Горные хребты Кордовы — неподходящая оправа для его блеска. Спасаясь от нищенской сухости окрестных далей, Гонгора водружает на склон козу Амалтею{64}, из чьих рогов по воле Юпитера рождаются неисчерпаемые цветы и плоды, а фосфоресцирующие поросята видят, как восходящие звезды истаивают, достигая зенита. Попав в западню между волной и ветром, сметливая коза останавливается, чтобы разведать округу и наметить места деревьям и сатирам.
В «Поэмах уединения» среди ликующих флейт и свирелей всюду царит Амалтея, готовая в знак достигнутых высот мудрости вознестись над укрывшимся путником или старым рыбаком, руководя праздничным шествием. Умудренность козы, получившей от Юпитера дар неистощимого созидания, преображает воронку или выгиб ее рогов во вместилище света.
Но кормилица Юпитера коза выпускает на свет такое неисчерпаемое и умопомрачительное множество рыб, кречетов и созвездий, что округа цепенеет в мгновенном ужасе то ли перед теснотой собственных гористых пределов, то ли перед несоответствием числа регалий количеству подносов и рук, которые не успевают их подхватывать.
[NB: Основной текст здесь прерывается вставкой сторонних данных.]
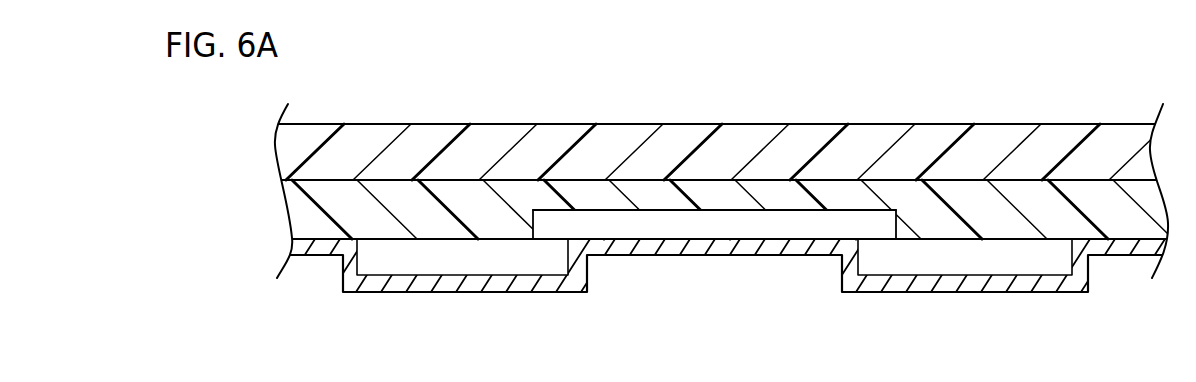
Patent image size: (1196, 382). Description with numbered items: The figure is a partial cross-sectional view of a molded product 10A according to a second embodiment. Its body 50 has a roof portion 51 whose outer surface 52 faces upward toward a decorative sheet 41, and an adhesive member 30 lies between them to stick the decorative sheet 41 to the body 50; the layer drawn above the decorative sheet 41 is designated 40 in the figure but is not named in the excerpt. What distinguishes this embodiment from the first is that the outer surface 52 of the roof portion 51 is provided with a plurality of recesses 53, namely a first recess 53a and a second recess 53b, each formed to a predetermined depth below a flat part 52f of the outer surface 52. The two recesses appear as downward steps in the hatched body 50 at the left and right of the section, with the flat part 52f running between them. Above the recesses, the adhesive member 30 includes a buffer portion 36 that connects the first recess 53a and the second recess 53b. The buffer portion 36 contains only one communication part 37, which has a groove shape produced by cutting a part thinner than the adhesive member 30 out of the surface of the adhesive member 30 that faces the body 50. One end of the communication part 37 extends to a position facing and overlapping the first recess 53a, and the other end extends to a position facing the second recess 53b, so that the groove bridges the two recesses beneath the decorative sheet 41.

В поэме два существа под стать друг другу: зверь в виде карбункула и чудесная коза. Благодаря тут же преображенному в послушное орудие зверю с головой карбункула изливается и даруется отпущенное каждому время сияния. Коза же, как бы преображаясь и мерясь силами с гигантским посохом, возносится, а затем, тоже обращенная в подручное средство, руководит празднествами, следя за порядком и бодрствованием.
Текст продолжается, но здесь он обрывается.